Em função de crimes considerados hediondos, ele não terá qualquer tipo de benefício, devendo permanecer mais 24 anos na cadeia, já que pela legislação brasileira o limite máximo na prisão é de 30 anos. O único preso que cumpriu tal pena no país foi João Acácio Pereira, que ficou conhecido como o Bandido da Luz Vermelha, e saiu da prisão, em São Paulo, recentemente.
No júri popular de anteontem, os promotores Luiz Fernando Delázari e Gustavo Marcel Marinho, pediam pena máxima para Manoel de Oliveira nos 17 crimes praticados, o que resultaria numa condenação de 264 anos. Já os advogados de defesa, Oscar Gonçalves Severiano e Orwille Robertson da Silva Moribe, tentaram defender a tese de que o réu confesso Manoel de Oliveira não era o culpado por todos os crimes relacionados ao sequestro de Tolardo.

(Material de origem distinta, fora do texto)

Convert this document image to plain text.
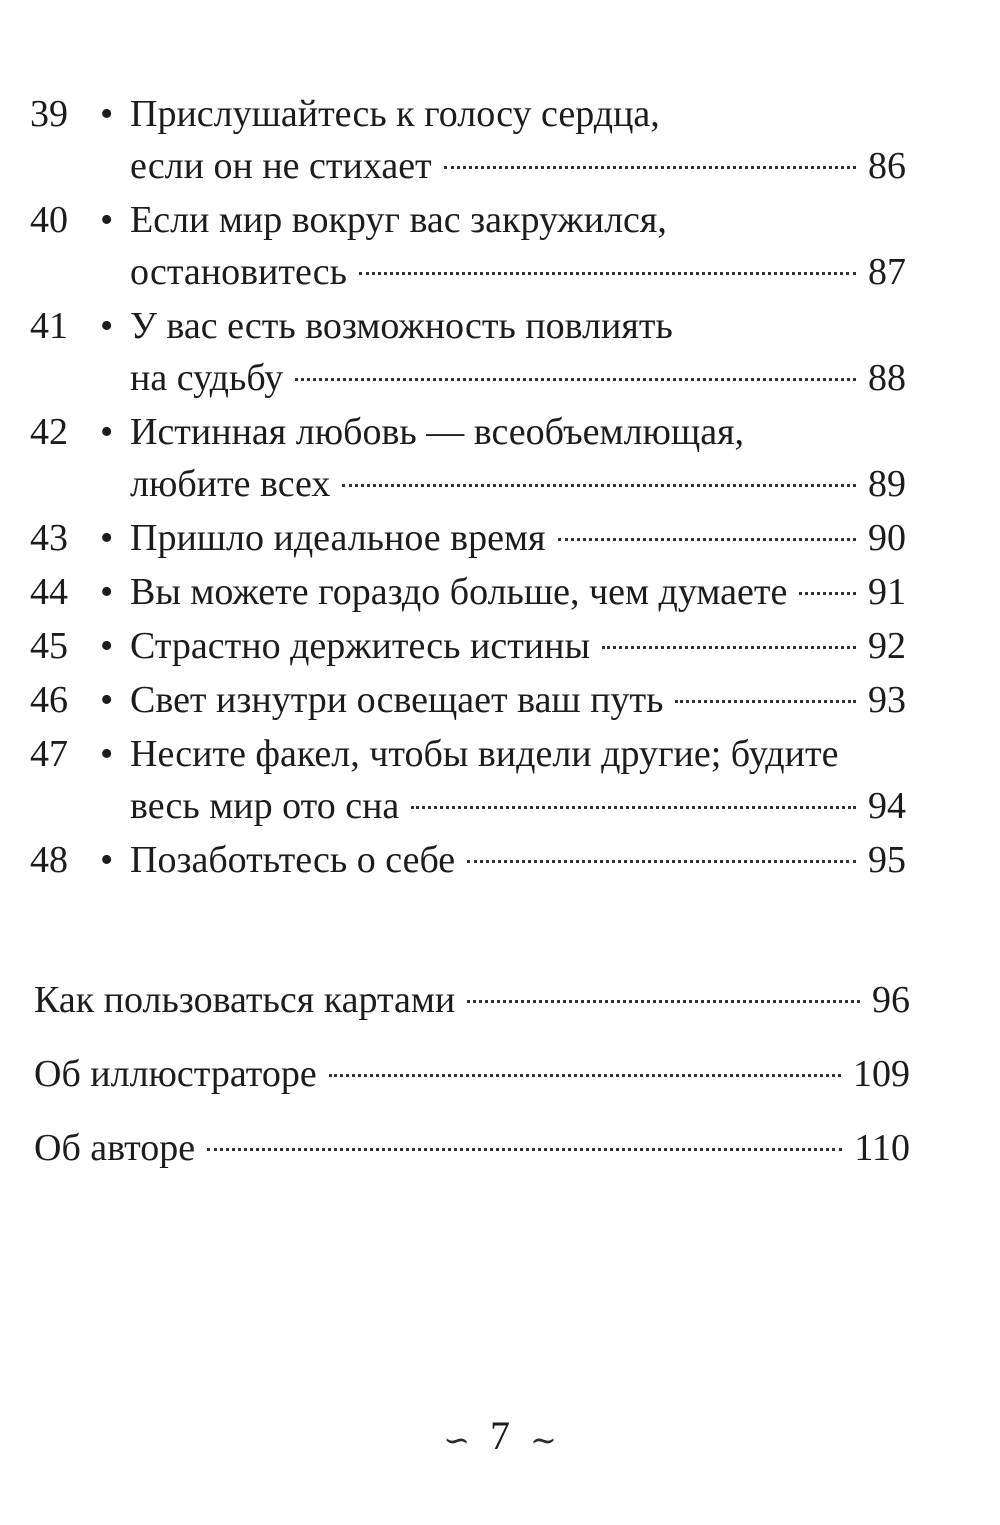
39 • Прислушайтесь к голосу сердца,
если он не стихает	86
40 • Если мир вокруг вас закружился,
остановитесь	87
41 • У вас есть возможность повлиять
на судьбу	88
42 • Истинная любовь — всеобъемлющая,
любите всех	89
43 • Пришло идеальное время	90
44 • Вы можете гораздо больше, чем думаете 91
45 • Страстно держитесь истины	92
46 • Свет изнутри освещает ваш путь	93
47 • Несите факел, чтобы видели другие; будите
весь мир ото сна	94
48 • Позаботьтесь о себе	95
Как пользоваться картами	96
Об иллюстраторе	109
Об авторе	110
∽ 7 ∼
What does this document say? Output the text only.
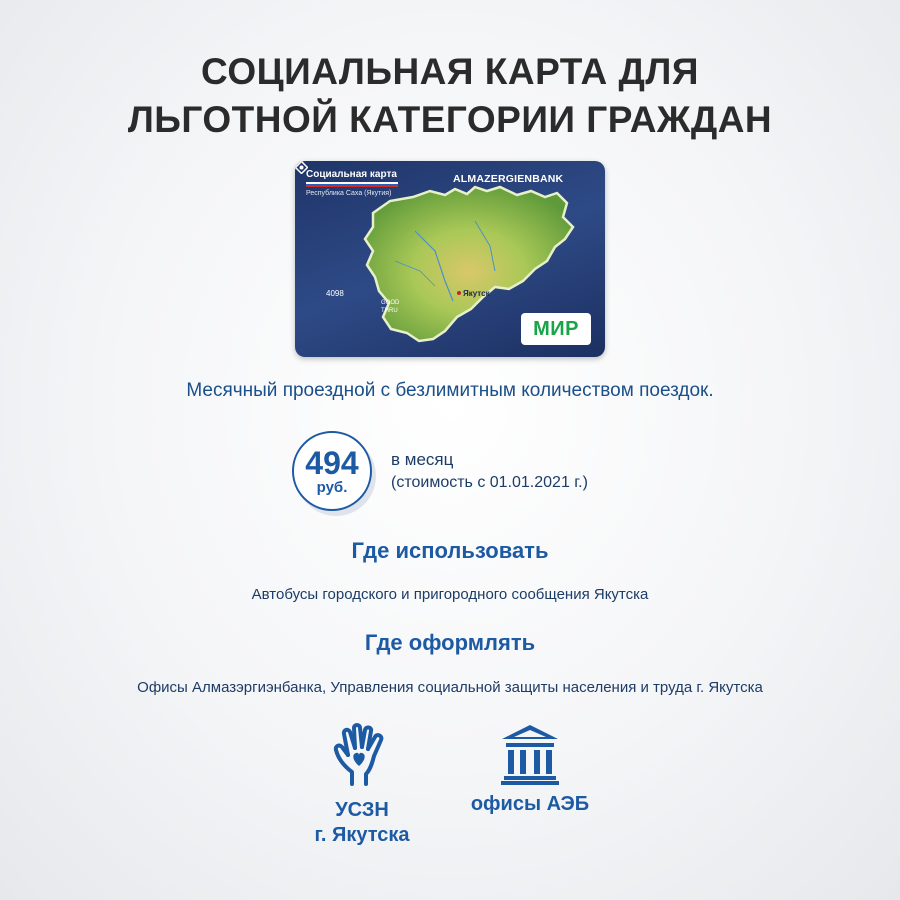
СОЦИАЛЬНАЯ КАРТА ДЛЯ
ЛЬГОТНОЙ КАТЕГОРИИ ГРАЖДАН
Социальная карта
Республика Саха (Якутия)
ALMAZERGIENBANK
4098
GOOD
THRU
Якутск
МИР
Месячный проездной с безлимитным количеством поездок.
494
руб.
в месяц
(стоимость с 01.01.2021 г.)
Где использовать
Автобусы городского и пригородного сообщения Якутска
Где оформлять
Офисы Алмазэргиэнбанка, Управления социальной защиты населения и труда г. Якутска
УСЗН
г. Якутска
офисы АЭБ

Durante todo o julgamento, a defesa tentou impressionar os jurados argumentando que Oliveira e seus irmãos entraram na vida de crimes revoltados com a morte injusta de seu pai, há 20 anos, com o suposto envolvimento de policiais.
Na argumentação, os promotores Delazari e Marinho apresentaram as armas dos crimes, testemunhos de reféns, e fotos do cerco policial ao ônibus tomado de assalto por Oliveira, que na época teve ampla repercussão, sendo noticiado em âmbito nacional.
Após quase 13 horas de julgamento, os jurados e votaram mais de 100 quesitos, que na avaliação do juiz Carlos Maurício Ferreira resultou numa sentença de 133 anos e 8 meses de prisão em regime fechado. Ao final do júri, Manoel de Oliveira admitiu publicamente que esperava uma pena ainda maior.